コラム
【連載】オンナ万引きGメン日誌

「あの人、見覚えがある……」万引きGメンが捕まえた熟年女性、その正体にスーパーの社長も絶句

2019/01/26 17:00

 顔見知りを見かけることもなく無難に前半の業務を終えて、閑散とした店内を見ながら休憩に入ろうか考えていると、どこか見覚えのある熟年女性が売場に入ってきました。

(あれ、あの人……、誰だっけ?)

 絶対に見たことがある人なのに、年齢のせいなのか、どうにも思い出せません。遠目から気付かれぬように、顔を見ながら記憶を辿ってみても、まったく思い出せないのです。すると、持ち手つきのサラダ油(198円・税抜)の前で足を止めた熟年女性は、片手に3本ずつ、合計6本のサラダ油を手にすると、嫌な目付きで後方を振り返りました。万引きを特集するテレビ番組的にいえば、まさに「ちょバリ(超バリバリに挙動が怪しい)」といった様子で、この人が誰なのかということは、もはやどうでもよいことになりました。

(きっと、やる)

 そう確信した私は、絶対に気付かれない位置から、熟年女性の行動を見守ります。出口付近ですれ違った女性店員と、軽く挨拶を交わしたところをみると、恐らくは常連客なのでしょう。なに食わぬ顔で、女性店員が店内に戻るのを見届けた熟年女性は、少しだけ顔をひきつらせながら後方を振り返ると、6本のサラダ油を持ったまま店の外に出ていってしまいました。できる限りの早足で追いかけ、道路を横断しようとする熟年女性に追いついた私は、その背後からそっと声をかけます。

「こんにちは、店内保安です。お客様、なにかお忘れじゃないですか?」
「ひっつ……、な、な、なんですか?」
「なんですか、じゃないでしょう? そのサラダ油、お支払されてないですよね?」
「はあ? あっ、そうだ! ごめんなさい、うっかり忘れていました……」

 どこか芝居染みた口調で、意外と素直に犯行を認めた熟年女性は、その場を取り繕うように踵を返すと店内に向かって歩き始めました。

「ちょっと、待って。事務所は、こちらですよ」
「ちょっと忘れていただけなんですよ。お金払ってきますから、勘弁してください」
「なにも買わずに、それだけ持ち出しているんだから、そんなの通用しませんよ。
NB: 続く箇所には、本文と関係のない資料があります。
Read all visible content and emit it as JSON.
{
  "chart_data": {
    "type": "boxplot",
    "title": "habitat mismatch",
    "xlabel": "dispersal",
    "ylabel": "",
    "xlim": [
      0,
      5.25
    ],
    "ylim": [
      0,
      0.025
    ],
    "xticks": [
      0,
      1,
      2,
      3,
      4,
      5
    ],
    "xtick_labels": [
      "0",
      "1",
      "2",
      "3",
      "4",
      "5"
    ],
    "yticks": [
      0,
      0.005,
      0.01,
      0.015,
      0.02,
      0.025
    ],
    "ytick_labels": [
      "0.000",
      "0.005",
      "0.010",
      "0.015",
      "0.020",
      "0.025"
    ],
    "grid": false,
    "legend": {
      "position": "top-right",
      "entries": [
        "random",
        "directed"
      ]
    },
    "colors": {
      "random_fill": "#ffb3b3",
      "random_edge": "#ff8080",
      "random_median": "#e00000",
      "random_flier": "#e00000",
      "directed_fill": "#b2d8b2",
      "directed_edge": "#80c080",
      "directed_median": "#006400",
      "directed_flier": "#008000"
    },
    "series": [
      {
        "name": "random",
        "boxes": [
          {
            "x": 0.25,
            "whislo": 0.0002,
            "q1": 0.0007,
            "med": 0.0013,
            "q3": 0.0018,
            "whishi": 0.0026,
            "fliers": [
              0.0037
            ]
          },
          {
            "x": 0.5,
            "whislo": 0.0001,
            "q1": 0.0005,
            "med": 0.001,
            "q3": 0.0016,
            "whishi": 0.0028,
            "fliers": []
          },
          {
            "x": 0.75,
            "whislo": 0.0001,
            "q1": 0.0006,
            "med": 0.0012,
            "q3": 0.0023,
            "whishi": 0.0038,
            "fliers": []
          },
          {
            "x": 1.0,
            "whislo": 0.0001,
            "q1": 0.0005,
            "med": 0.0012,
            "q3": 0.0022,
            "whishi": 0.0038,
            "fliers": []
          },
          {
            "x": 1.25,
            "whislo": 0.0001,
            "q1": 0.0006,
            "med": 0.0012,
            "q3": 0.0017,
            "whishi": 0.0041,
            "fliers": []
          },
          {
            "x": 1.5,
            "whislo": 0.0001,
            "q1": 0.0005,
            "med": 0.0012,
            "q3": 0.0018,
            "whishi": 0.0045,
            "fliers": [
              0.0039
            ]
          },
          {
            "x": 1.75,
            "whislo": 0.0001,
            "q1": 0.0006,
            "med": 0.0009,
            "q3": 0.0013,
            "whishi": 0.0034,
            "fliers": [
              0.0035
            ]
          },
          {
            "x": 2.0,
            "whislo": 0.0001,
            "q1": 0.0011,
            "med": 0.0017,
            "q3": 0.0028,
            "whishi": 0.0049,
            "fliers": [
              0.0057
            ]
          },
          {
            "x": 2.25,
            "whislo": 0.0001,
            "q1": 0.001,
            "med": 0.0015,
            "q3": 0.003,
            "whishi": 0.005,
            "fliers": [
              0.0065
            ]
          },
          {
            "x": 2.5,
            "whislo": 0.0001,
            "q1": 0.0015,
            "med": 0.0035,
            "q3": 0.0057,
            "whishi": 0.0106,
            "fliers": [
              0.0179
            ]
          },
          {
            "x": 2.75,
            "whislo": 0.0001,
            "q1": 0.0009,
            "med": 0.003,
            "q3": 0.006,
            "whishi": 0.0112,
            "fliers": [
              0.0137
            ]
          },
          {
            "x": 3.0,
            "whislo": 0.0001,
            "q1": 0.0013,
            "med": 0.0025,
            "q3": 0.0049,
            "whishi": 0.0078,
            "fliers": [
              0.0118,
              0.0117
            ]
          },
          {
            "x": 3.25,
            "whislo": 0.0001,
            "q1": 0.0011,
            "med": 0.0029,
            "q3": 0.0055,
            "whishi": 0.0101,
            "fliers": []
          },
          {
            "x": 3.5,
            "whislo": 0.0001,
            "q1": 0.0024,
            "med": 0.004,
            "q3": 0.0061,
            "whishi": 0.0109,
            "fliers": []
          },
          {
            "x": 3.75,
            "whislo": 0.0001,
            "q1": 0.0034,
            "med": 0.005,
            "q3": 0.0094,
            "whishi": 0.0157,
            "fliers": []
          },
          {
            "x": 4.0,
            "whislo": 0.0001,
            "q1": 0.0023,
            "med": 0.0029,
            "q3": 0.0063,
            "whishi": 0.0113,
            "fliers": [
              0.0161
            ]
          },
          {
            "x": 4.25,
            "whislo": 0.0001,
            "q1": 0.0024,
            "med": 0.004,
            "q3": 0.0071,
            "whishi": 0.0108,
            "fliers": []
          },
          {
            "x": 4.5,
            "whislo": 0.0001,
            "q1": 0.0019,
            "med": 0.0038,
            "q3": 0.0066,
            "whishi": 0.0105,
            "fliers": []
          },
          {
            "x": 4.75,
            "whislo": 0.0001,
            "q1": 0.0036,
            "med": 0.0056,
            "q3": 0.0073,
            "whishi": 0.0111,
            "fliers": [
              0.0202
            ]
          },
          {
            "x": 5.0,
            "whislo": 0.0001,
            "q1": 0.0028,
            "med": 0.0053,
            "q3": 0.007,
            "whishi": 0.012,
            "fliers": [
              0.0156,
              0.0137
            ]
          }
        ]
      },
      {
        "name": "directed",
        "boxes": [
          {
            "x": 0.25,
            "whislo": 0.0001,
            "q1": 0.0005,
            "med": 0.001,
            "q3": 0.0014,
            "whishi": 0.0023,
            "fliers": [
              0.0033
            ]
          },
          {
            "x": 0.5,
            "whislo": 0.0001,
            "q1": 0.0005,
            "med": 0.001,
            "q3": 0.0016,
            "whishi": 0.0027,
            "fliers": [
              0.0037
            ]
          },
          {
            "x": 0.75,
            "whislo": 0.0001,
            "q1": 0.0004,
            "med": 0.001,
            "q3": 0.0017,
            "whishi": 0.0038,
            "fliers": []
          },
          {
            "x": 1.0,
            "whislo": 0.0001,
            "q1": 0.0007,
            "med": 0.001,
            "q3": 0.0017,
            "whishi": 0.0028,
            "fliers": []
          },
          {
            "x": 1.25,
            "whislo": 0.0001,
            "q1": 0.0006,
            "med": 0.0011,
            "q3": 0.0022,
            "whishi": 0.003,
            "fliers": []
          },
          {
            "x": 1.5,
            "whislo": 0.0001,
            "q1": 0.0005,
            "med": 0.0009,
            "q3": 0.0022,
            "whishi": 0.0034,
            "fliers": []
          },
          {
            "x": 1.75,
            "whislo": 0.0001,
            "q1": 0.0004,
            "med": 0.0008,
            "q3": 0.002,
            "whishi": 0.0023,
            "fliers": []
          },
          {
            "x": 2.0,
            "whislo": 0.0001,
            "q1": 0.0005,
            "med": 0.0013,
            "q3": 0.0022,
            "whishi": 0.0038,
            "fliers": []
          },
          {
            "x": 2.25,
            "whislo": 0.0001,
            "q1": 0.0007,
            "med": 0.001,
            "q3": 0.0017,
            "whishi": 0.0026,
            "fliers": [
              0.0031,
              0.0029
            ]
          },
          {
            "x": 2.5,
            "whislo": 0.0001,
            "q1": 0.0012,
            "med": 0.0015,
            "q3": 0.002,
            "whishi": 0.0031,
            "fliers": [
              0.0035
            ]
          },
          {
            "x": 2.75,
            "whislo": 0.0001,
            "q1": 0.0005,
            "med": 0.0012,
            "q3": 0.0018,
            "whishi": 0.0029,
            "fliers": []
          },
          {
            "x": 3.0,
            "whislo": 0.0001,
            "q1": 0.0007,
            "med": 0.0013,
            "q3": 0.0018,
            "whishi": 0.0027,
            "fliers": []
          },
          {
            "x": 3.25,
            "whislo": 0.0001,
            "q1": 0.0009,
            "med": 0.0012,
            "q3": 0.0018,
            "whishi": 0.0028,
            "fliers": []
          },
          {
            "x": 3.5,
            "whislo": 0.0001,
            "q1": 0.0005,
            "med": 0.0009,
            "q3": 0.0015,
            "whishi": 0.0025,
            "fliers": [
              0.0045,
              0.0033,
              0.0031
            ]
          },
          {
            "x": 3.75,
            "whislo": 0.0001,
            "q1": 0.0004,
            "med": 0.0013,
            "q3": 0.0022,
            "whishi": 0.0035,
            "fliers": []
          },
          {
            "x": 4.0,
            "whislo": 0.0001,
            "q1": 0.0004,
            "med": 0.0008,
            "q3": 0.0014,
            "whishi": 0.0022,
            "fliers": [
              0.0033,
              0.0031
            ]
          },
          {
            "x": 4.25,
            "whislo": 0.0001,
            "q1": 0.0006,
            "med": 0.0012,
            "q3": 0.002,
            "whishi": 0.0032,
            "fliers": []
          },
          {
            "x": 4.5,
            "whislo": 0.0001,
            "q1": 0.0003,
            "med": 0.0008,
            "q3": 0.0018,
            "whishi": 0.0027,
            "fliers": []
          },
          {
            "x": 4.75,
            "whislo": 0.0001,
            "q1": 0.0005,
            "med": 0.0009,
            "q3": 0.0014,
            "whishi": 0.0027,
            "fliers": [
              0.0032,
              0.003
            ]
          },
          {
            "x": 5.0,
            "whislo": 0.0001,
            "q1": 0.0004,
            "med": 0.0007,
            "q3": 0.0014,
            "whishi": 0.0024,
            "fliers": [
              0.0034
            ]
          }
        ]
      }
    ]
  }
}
事務所に来てもらえないなら、いますぐ警察を呼ぶことになりますけど、いいですか?」
「…………」

 携帯電話を手に通告すると、どうやら降参したらしい熟年女性は、ガックリとした面持ちで事務所への動向に応じました。手錠をはめられたような格好で、6本ものサラダ油を持ち歩く姿は異様で、どこか滑稽に見えるほどです。